A further mathematical and experimental analysis was made by F. Benford, who named it The Law of Anomalous Numbers. He stated that the ten digits do not occur with equal frequency, but according to the following logarithmic relation [3]:

F_{a} = \log (\frac{a + 1}{a}), for all a = 1, 2, \dots, 9

(1)

In this formula, a is the first significant digit and F_a is the frequency of the digit. A visual representation of this law is presented in Figure 1.

Over the past few years, this law has been gaining traction due to its wide range of applications.

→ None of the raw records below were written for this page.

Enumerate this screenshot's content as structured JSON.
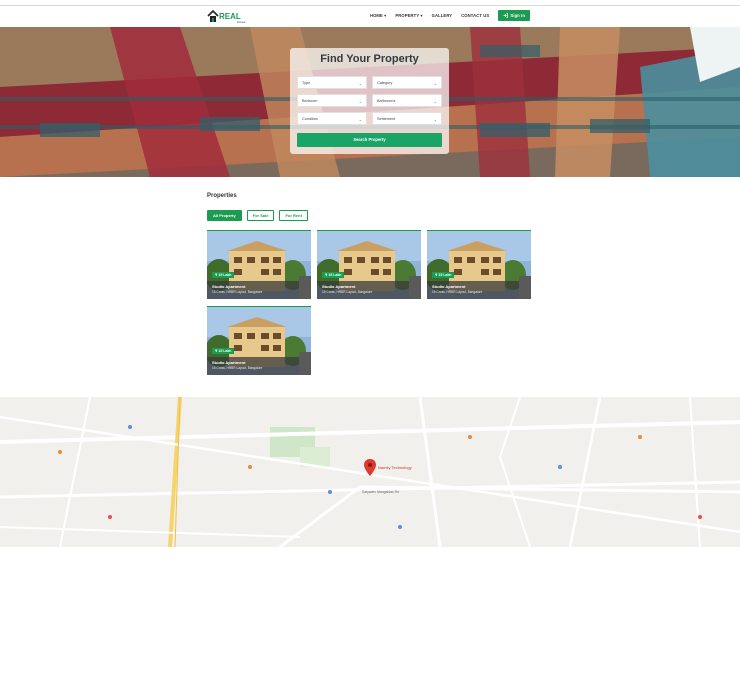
{
  "brand": {
    "logo_text": "REAL",
    "logo_sub": "Estate",
    "colors": {
      "primary": "#1b9c52",
      "search": "#1aa567"
    }
  },
  "nav": {
    "home": "HOME ▾",
    "property": "PROPERTY ▾",
    "gallery": "GALLERY",
    "contact": "CONTACT US",
    "signin": "Sign In",
    "signin_icon": "sign-in-icon"
  },
  "search": {
    "title": "Find Your Property",
    "selects": [
      {
        "label": "Type"
      },
      {
        "label": "Category"
      },
      {
        "label": "Bedroom"
      },
      {
        "label": "Bathrooms"
      },
      {
        "label": "Condition"
      },
      {
        "label": "Settlement"
      }
    ],
    "button": "Search Property"
  },
  "properties": {
    "title": "Properties",
    "filters": [
      "All Property",
      "For Sale",
      "For Rent"
    ],
    "cards": [
      {
        "price": "₹ 15 Lakh",
        "name": "Studio Apartment",
        "address": "15 Cross, HRBR Layout, Bangalore"
      },
      {
        "price": "₹ 15 Lakh",
        "name": "Studio Apartment",
        "address": "15 Cross, HRBR Layout, Bangalore"
      },
      {
        "price": "₹ 15 Lakh",
        "name": "Studio Apartment",
        "address": "15 Cross, HRBR Layout, Bangalore"
      },
      {
        "price": "₹ 15 Lakh",
        "name": "Studio Apartment",
        "address": "15 Cross, HRBR Layout, Bangalore"
      }
    ]
  },
  "map": {
    "pin_label": "Namity Technology",
    "road_label": "Satyadev Mangaldas Rd"
  }
}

For instance, it was used to evaluate financial disclosures in the financial statements of public manufacturing companies in Nigeria and Ghana [4]. Identifying the numerical anomalies of Turkish elections in 2017–2018 was also possible due to Benford’s law [5]. Another political context in which it was used was analyzing the national elections in Spain in 2015–2016 [6]. Detecting fraud in customs declaration [7] and accounting [8] are two other fields where the NBL was applied.

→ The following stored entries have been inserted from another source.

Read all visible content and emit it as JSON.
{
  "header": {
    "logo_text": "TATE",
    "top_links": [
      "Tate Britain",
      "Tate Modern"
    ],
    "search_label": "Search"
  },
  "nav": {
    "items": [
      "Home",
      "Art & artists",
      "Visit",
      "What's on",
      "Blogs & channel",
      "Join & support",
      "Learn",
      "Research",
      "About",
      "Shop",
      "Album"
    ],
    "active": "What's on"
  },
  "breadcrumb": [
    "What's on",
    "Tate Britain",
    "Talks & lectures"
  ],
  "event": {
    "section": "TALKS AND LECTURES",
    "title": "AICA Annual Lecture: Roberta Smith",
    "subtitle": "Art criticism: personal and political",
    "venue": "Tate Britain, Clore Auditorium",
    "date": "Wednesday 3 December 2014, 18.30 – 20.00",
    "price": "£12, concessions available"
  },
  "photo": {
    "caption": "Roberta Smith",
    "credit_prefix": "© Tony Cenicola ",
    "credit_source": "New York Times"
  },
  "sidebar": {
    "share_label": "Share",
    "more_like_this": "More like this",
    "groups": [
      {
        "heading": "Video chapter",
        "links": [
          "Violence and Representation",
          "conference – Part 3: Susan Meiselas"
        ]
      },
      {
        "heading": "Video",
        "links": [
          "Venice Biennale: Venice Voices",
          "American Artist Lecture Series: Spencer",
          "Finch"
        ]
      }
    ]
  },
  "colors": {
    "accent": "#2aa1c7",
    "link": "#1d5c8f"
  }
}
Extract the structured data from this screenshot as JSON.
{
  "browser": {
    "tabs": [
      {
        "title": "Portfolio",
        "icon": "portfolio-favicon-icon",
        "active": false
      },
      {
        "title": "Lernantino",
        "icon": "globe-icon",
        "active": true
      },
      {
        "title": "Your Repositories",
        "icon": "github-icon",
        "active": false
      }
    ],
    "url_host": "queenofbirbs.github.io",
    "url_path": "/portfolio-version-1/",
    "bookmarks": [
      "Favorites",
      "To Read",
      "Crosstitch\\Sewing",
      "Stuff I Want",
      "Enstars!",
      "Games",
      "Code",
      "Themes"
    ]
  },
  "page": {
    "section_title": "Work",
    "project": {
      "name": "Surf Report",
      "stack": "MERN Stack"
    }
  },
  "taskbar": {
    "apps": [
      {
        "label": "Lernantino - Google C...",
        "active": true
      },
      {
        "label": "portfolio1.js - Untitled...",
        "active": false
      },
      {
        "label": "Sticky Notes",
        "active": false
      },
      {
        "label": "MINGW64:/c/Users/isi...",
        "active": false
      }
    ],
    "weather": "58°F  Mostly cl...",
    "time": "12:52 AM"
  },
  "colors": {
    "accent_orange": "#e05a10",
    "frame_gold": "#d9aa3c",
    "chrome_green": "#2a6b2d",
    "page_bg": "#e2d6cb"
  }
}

Therefore, the NBL has been proposed to determine fraud in a wide range of domains, varying from elections to financial accounting and international trade. However, when given a closer look, the idea of fraud can be naturally extended to images. Thus, a significant area of study, upon which we have chosen to focus our research, is JPEG compression.

In light of JPEG being one of the most popular file formats, the detection of compressed digital images is of great importance for image forensics and crime detection. That is because when a JPEG image is compressed, it is usually because a photo-editing software is used, and the image is re-saved. Considering this, a compressed image is, therefore, compromised, altered, possibly edited, and must not be accepted as evidence, for instance.

The Newcomb–Benford law is used in the field of JPEG images, in relationship to discrete cosine transform coefficients, to identify the number of compression stages that have been applied [9] and in image steganalysis to detect hidden messages [10] and to detect double-compressed images [11]. Moreover, this law was used to analyze JPEG coefficients, resulting in a generalized form of the law, which can be applied for each quality factor [12].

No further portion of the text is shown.